If you want to sign something in the analog world, you can simply take a pen and put your signature under the corresponding document. In the digital space, digital signatures exist for this purpose, but they can do much more than merely exist and be recognized as a legally valid signature as an electronic signature.

## Why do I need a digital signature?

A digital signature ensures the integrity of a message and the unambiguous traceability to the originator of the message. Integrity here means that a message has not been modified in transit and still has the same content that it had at the time of the digital signature.

Digital signatures can be used for documents, but also for entire archives and large amounts of data. If you digitally sign these files in this way, the recipient can check whether the file has been modified in transit and whether the sender is actually the one who digitally signed the file.

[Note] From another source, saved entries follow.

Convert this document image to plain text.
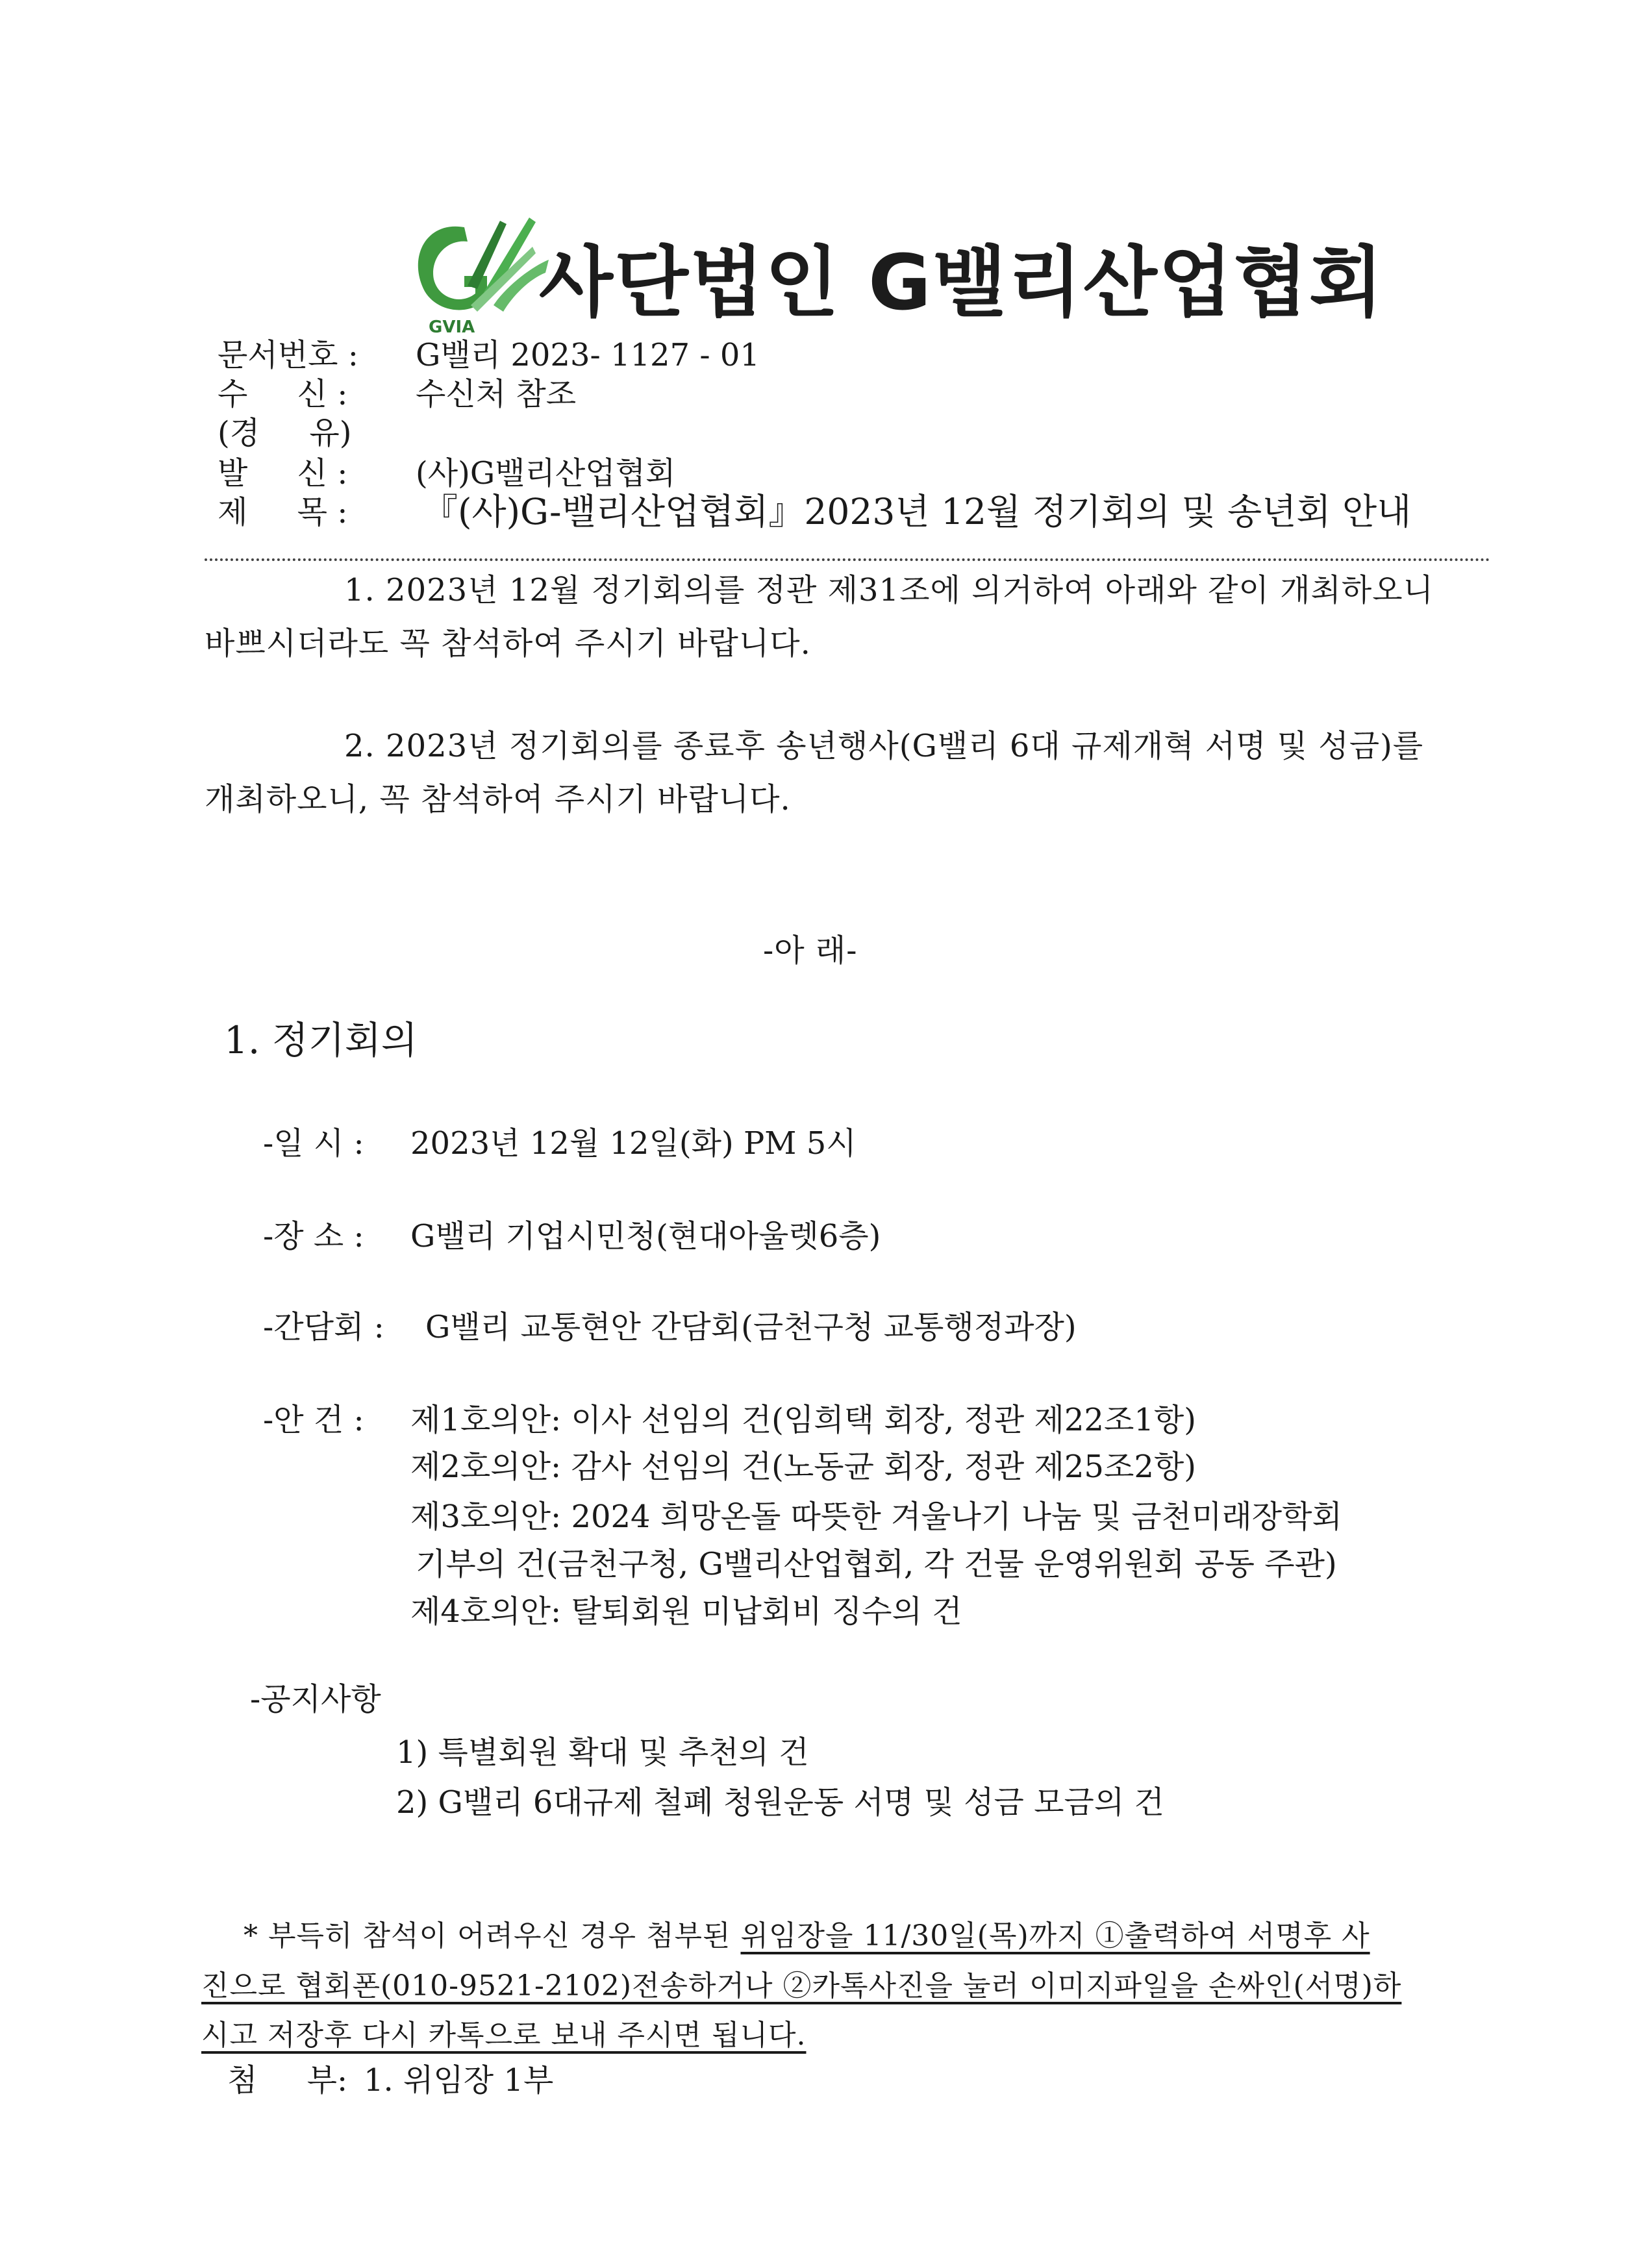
GVIA 사단법인 G밸리산업협회
문서번호 : G밸리 2023- 1127 - 01
수     신 : 수신처 참조
(경     유)
발     신 : (사)G밸리산업협회
제     목 : 『(사)G-밸리산업협회』2023년 12월 정기회의 및 송년회 안내
1. 2023년 12월 정기회의를 정관 제31조에 의거하여 아래와 같이 개최하오니
바쁘시더라도 꼭 참석하여 주시기 바랍니다.
2. 2023년 정기회의를 종료후 송년행사(G밸리 6대 규제개혁 서명 및 성금)를
개최하오니, 꼭 참석하여 주시기 바랍니다.
-아 래-
1. 정기회의
-일 시 : 2023년 12월 12일(화) PM 5시
-장 소 : G밸리 기업시민청(현대아울렛6층)
-간담회 : G밸리 교통현안 간담회(금천구청 교통행정과장)
-안 건 : 제1호의안: 이사 선임의 건(임희택 회장, 정관 제22조1항)
제2호의안: 감사 선임의 건(노동균 회장, 정관 제25조2항)
제3호의안: 2024 희망온돌 따뜻한 겨울나기 나눔 및 금천미래장학회
기부의 건(금천구청, G밸리산업협회, 각 건물 운영위원회 공동 주관)
제4호의안: 탈퇴회원 미납회비 징수의 건
-공지사항
1) 특별회원 확대 및 추천의 건
2) G밸리 6대규제 철폐 청원운동 서명 및 성금 모금의 건
* 부득히 참석이 어려우신 경우 첨부된 위임장을 11/30일(목)까지 ①출력하여 서명후 사
진으로 협회폰(010-9521-2102)전송하거나 ②카톡사진을 눌러 이미지파일을 손싸인(서명)하
시고 저장후 다시 카톡으로 보내 주시면 됩니다.
첨     부: 1. 위임장 1부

## How digital signatures work

A digital signature is based on asymmetric cryptography. For a classical encryption two keys are needed, one for encryption and one for decryption. If these two keys are identical, it is called a symmetric cryptography method. For asymmetric procedures, however, two keys are used for this purpose, one of which is published. The other is to be kept secret.

With a digital signature, the person who wants to sign something generates such a key pair. The key for signature generation must be kept secret, it is the private secret of that person. With the other key this signature can be verified, it is published. A recipient now receives the message and the associated signature. Using the sender’s public key, he can now check whether the signature is valid. If it is valid, he can thus be sure that the message has not been modified in transit.

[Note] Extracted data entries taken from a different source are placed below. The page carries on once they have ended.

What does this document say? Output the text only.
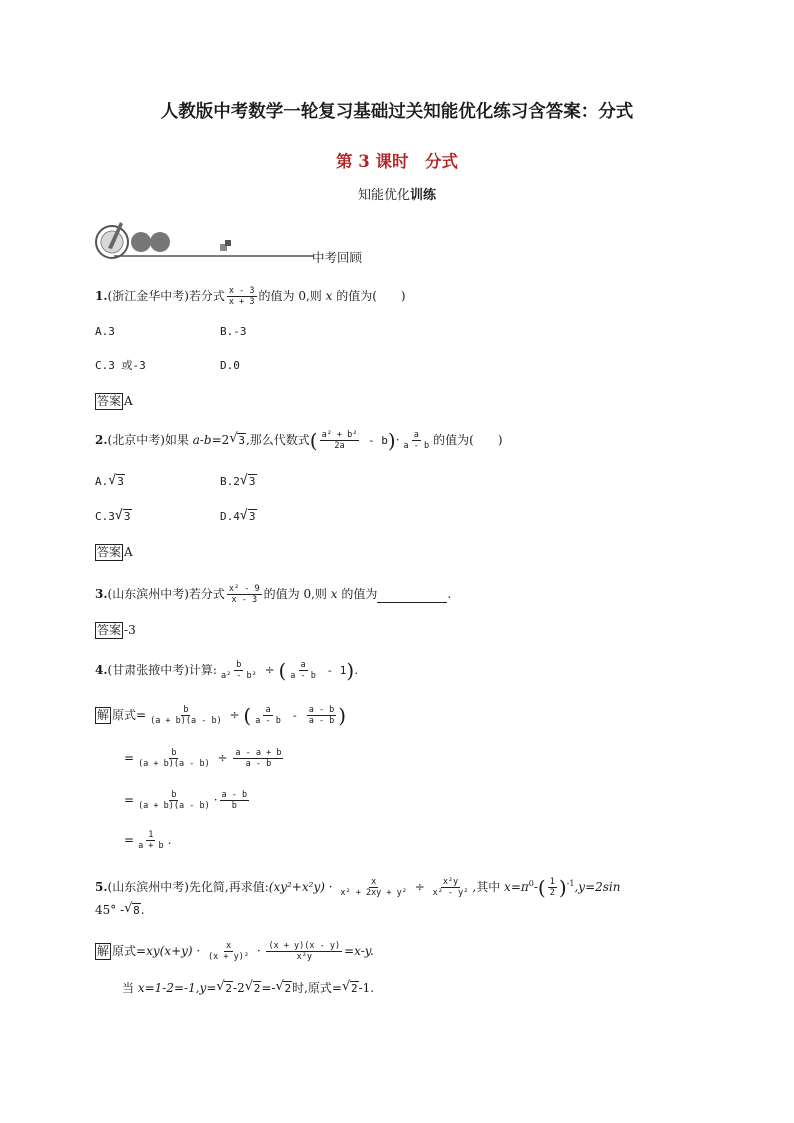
人教版中考数学一轮复习基础过关知能优化练习含答案：分式
第 3 课时　分式
知能优化训练
中考回顾
1.(浙江金华中考)若分式 $\frac{x - 3}{x + 3}$ 的值为 0,则 x 的值为(　　)
A.3	B.-3
C.3 或-3	D.0
答案 A
2.(北京中考)如果 a-b=2 √ 3,那么代数式( $\frac{\text{a² + b²}}{2a} - b)\cdot \frac{a}{a - b}$ 的值为(　　)
A. √ 3	B.2 √ 3
C.3 √ 3	D.4 √ 3
答案 A
3.(山东滨州中考)若分式 $\frac{\text{x² - 9}}{x - 3}$ 的值为 0,则 x 的值为	.
答案 -3
4.(甘肃张掖中考)计算: $\frac{b}{\text{a² - b²}}$ ÷ ( $\frac{a}{a - b} - 1$).
解 原式= $\frac{b}{(a + b)(a - b)}$ ÷ ( $\frac{a}{a - b} - \frac{a - b}{a - b}$ )
= $\frac{b}{(a + b)(a - b)} \div \frac{a - a + b}{a - b}$
= $\frac{b}{(a + b)(a - b)} \cdot \frac{a - b}{b}$
= $\frac{1}{a + b}$ .
5.(山东滨州中考)先化简,再求值:(xy²+x²y) · $\frac{x}{\text{x² + 2xy + y²}} \div \frac{\text{x²y}}{\text{x² - y²}}$ ,其中 $x=\pi^0-( \frac{1}{2} )^{-1},y=2\sin$
45° - √ 8.
解 原式$=xy(x+y) \cdot \frac{x}{\text{(x + y)²}} \cdot \frac{(x + y)(x - y)}{\text{x²y}} =x-y$.
当 x=1-2=-1,y= √ 2-2 √ 2=- √ 2时,原式= √ 2-1.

## Digital signatures and large file sizes

For current signatures, for example, the RSA algorithm is used. Since digital signatures are based on asymmetric cryptography, they are quite complex and slow to compute. RSA is about 100 times slower compared to AES, a symmetric encryption algorithm. Especially when large amounts of data are signed, an acceptable limit is quickly exceeded.

The problem is solved by not signing every bit of a large file. Rather, a hash value of this file is calculated beforehand. We have described how a hashing algorithm works in this article. Depending on the algorithm, hash values with lengths of 128 to 512 bits are generated. An enormous reduction in size. If you imagine you want to sign a 1 MB file, you would have to sign and process 8388608 bits if you take all bits into account. So instead of signing the 1 MB file, you calculate the much shorter hash value of this file and sign the hash value yourself. If the file were to change in transit, a recalculation of the hash value would result in a different value. The recipient can thus check on receipt whether the file still generates the same hash value and whether this hash value corresponds to the signed one. If the digital signature is valid, an enormous amount of computing power could be saved by using hash values.

## Conclusion

Digital signatures are an effective way to ensure the integrity and authenticity of messages. However, as the computing power of computers is constantly increasing, the algorithms used for signature procedures must be constantly adapted. The Federal Network Agency issues requirements for the algorithms for this purpose; the announcement can be found in the Federal Gazette. If these requirements are met, digital signatures are clearly superior to analog signatures because they are more forgery-proof and can ensure the integrity of the signed message.